Seit einiger Zeit haben wir auch enge Kontakte zur alternativen Musikszene in Tirol. Diese
Verbindung stellte ein ehemaliger Studierender, Emir Handžo, her, der sich in
verschiedensten Bands und Orchestern als Schlagzeuger einen Namen gemacht hat. Schon
2007 bei der Aufführung der „Kleinbürgerhochzeit“ war die Zusammenarbeit mit vier
Musikern, die als Mitglieder der „Hochzeitskapelle“ für ironisch-romantische Zwischentöne
und eine schräge Begleitmusik sorgten, für die Theatergruppe sehr bereichernd.

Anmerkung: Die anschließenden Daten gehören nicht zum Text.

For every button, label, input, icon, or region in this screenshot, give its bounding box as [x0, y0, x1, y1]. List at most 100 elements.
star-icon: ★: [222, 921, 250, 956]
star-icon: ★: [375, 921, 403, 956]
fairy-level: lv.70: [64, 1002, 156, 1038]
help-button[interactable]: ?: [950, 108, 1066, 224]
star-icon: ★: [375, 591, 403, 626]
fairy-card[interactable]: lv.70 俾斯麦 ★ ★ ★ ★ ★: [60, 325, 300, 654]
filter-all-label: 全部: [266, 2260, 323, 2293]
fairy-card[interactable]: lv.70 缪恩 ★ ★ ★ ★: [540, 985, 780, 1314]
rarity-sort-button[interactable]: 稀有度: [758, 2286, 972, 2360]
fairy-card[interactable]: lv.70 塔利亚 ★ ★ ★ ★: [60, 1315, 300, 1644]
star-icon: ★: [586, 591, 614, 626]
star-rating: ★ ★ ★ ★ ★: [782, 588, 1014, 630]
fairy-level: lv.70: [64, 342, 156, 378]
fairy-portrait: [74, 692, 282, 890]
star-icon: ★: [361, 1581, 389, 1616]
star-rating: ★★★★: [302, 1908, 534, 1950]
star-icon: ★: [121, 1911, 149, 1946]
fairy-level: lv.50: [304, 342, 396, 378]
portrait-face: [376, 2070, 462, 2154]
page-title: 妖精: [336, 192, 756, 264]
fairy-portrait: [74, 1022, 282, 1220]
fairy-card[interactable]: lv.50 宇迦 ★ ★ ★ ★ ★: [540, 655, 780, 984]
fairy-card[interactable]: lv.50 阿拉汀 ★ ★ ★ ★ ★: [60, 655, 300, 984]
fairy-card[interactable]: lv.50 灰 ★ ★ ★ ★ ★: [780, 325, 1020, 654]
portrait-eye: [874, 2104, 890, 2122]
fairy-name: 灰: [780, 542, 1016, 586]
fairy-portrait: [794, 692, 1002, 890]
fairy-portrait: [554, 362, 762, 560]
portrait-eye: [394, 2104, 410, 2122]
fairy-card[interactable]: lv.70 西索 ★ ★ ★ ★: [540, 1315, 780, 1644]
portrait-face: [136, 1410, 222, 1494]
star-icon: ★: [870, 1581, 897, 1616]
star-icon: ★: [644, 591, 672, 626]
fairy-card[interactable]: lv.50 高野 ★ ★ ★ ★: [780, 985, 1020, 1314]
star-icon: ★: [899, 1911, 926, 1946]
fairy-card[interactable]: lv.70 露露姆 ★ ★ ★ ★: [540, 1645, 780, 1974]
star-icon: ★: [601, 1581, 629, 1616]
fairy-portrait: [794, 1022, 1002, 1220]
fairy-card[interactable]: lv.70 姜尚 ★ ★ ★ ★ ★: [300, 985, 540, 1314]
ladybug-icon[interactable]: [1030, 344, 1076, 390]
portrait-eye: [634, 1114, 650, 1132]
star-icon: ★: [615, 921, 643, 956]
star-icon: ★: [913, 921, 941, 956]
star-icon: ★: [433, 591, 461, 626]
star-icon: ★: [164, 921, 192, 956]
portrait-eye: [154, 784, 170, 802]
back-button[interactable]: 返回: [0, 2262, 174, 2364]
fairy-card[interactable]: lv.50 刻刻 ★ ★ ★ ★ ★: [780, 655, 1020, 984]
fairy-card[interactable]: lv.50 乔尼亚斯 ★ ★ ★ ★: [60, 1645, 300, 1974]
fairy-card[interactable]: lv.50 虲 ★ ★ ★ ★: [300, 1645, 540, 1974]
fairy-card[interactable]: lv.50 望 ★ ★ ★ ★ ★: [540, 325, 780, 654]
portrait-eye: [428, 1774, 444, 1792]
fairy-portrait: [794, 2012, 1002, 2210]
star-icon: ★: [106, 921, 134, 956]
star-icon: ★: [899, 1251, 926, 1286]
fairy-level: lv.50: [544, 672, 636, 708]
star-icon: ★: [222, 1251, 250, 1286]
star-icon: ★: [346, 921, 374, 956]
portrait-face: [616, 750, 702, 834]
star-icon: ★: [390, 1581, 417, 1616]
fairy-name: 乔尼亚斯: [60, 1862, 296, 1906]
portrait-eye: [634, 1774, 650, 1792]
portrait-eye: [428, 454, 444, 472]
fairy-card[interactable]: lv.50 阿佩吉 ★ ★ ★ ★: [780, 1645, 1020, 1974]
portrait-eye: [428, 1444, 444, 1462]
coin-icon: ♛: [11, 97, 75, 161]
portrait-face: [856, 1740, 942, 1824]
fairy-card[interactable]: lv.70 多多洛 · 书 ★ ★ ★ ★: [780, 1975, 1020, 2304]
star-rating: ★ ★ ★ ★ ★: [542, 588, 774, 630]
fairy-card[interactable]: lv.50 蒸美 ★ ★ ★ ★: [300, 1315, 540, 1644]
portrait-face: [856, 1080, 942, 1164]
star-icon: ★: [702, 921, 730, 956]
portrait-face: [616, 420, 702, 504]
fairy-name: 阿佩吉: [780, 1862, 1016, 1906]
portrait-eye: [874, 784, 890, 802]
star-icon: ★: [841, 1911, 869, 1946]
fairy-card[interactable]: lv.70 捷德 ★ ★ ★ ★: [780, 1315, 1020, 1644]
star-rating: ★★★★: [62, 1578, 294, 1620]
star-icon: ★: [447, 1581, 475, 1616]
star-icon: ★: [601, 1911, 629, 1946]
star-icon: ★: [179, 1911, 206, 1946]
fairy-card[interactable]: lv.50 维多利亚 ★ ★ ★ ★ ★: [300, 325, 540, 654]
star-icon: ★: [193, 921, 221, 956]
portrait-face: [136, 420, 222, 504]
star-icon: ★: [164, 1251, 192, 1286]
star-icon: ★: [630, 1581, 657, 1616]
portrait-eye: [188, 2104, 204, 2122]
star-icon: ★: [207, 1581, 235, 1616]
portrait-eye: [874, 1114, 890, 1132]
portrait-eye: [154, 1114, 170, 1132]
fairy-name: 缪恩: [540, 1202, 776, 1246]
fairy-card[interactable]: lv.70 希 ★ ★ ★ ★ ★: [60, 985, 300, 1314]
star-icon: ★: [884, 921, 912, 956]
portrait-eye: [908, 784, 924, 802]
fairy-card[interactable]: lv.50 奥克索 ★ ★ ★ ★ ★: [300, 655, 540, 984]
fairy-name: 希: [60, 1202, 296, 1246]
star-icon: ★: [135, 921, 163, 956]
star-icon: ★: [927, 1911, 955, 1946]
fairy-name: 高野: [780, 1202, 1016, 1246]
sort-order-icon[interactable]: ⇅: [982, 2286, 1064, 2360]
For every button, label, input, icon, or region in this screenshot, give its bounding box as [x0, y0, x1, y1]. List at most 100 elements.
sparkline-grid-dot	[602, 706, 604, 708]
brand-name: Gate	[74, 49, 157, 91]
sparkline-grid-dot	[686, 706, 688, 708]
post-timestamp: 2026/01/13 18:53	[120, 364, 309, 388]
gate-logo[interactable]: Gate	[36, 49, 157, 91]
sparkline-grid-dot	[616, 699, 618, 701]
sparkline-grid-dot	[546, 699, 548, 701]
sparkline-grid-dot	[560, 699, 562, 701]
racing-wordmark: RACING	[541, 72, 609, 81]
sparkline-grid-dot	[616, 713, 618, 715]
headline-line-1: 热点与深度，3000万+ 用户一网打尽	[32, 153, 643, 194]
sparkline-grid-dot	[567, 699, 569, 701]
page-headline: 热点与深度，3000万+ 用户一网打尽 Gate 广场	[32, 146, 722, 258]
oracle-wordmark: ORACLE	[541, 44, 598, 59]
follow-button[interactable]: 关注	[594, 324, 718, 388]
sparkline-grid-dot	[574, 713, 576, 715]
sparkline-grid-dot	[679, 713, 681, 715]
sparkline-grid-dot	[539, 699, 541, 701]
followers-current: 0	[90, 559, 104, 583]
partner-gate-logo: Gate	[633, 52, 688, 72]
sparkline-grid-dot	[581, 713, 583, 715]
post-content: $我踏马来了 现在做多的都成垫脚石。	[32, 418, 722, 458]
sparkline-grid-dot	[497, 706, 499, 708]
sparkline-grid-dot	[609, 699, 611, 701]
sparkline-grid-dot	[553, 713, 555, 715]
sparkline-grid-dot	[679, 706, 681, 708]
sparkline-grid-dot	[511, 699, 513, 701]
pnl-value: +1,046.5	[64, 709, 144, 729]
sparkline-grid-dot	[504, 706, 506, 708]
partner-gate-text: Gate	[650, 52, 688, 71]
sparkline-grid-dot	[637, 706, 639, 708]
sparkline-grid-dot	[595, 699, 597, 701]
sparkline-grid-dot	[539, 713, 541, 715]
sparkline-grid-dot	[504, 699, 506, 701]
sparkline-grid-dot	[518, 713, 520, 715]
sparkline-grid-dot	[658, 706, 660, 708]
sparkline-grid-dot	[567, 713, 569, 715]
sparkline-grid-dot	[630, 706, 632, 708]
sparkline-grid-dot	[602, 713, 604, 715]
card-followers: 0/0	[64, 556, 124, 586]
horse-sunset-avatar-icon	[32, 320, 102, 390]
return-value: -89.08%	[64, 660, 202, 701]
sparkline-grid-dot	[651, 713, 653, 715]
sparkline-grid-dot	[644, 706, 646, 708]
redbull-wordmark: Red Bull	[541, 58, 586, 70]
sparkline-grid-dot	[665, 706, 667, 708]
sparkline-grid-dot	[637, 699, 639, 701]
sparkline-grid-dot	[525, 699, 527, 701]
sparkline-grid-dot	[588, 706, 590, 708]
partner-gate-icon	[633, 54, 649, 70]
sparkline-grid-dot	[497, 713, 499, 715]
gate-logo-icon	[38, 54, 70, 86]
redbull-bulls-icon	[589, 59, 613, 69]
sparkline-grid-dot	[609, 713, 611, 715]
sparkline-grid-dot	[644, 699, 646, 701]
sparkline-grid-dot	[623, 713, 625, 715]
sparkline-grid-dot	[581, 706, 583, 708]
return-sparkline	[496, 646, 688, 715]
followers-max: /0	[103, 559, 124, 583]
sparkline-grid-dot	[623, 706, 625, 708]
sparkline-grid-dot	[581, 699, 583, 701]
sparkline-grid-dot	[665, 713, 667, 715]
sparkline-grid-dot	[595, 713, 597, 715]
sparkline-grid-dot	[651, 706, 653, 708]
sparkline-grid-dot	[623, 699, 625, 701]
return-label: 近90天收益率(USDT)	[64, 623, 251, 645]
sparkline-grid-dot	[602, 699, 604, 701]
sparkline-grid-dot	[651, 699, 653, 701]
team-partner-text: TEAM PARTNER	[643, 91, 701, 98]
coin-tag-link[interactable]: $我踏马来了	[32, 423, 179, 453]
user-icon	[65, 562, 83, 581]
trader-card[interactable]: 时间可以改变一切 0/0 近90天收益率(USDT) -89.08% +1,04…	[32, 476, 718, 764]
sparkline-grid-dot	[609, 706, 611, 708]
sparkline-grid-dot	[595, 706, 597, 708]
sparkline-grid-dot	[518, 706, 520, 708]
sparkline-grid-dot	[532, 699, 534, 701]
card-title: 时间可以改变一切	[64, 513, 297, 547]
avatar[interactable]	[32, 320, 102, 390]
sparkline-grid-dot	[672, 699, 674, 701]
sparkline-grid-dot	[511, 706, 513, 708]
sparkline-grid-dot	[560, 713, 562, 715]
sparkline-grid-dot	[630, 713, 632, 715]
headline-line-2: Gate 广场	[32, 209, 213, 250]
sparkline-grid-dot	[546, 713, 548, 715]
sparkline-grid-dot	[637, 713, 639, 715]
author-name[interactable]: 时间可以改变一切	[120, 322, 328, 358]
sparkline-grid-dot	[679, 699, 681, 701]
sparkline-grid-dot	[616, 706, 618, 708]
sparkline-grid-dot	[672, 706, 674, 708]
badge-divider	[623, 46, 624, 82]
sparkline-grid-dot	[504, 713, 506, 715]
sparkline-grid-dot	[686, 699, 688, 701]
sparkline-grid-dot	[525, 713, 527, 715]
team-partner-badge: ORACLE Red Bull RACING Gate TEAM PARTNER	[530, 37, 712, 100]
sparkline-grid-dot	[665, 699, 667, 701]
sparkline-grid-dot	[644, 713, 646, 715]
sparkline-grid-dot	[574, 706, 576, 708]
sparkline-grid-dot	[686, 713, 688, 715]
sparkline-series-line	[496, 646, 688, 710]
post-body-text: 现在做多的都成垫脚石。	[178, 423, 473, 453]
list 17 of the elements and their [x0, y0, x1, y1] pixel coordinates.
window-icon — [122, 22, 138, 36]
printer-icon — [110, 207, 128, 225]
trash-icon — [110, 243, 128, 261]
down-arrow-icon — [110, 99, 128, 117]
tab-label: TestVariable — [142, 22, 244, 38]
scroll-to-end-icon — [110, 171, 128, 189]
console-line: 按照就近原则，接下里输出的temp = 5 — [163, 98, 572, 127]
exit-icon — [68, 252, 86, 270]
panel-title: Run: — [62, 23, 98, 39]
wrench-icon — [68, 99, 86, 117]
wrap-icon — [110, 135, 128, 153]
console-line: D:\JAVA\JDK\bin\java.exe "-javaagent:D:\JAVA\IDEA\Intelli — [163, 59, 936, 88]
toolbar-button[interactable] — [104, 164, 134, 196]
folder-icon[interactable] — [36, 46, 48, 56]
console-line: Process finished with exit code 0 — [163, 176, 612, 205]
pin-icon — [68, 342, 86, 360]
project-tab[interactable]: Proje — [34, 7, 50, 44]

Die Musiker der Band INNtro unter der Leitung von Emir Handžo waren ein wichtiger
Bestandteil des Erinnerungstheaterstücks. Dajan Krillic, ebenfalls Absolvent unserer Schule,
spielt in dieser Gruppe. Auch bei der Gestaltung von interkulturellen Festen, MusikWorkshop und bei Maturafeiern können wir auf diese Kontakte zurückgreifen.
Für eine lebendige Schule
Für die Schulkultur ist es sehr bereichernd die Erfahrungen, Begabungen und die sozialen
Verbindungen der Studierenden zu fördern und zu nützen und auch die Zusammenarbeit zu
Vereinen wie spectACT, Orient-Okzident und dem Theater Verband Tirol zu pflegen. Für die
Entwicklung und Stärkung einer lebendigen, vielfältigen, bunten Schulgemeinschaft braucht
es besonders den Blick und die Impulse von außen, damit sie nicht in Stagnation verfällt,
sondern neue Blüten treibt.
Den Erfolg, den die Gruppe nachtACTiv mit ihren Produktionen, zuletzt mit dem Theater der
Erinnerung hatte, ist der beste Beweis dafür, dass Theaterarbeit nicht nur das kreative
Potential der Einzelnen fördert, sondern auch einen wichtigen Beitrag zur Schulkultur am
Abendgymnasium leistet.
30 Jahre nach ihrer Einführung ist die unverbindliche Übung Darstellendes Spiel von einem
anfänglich kräftigen Spielbein zu einem nunmehr unverzichtbaren Standbein der Schulkultur
am Abendgymnasium Innsbruck geworden.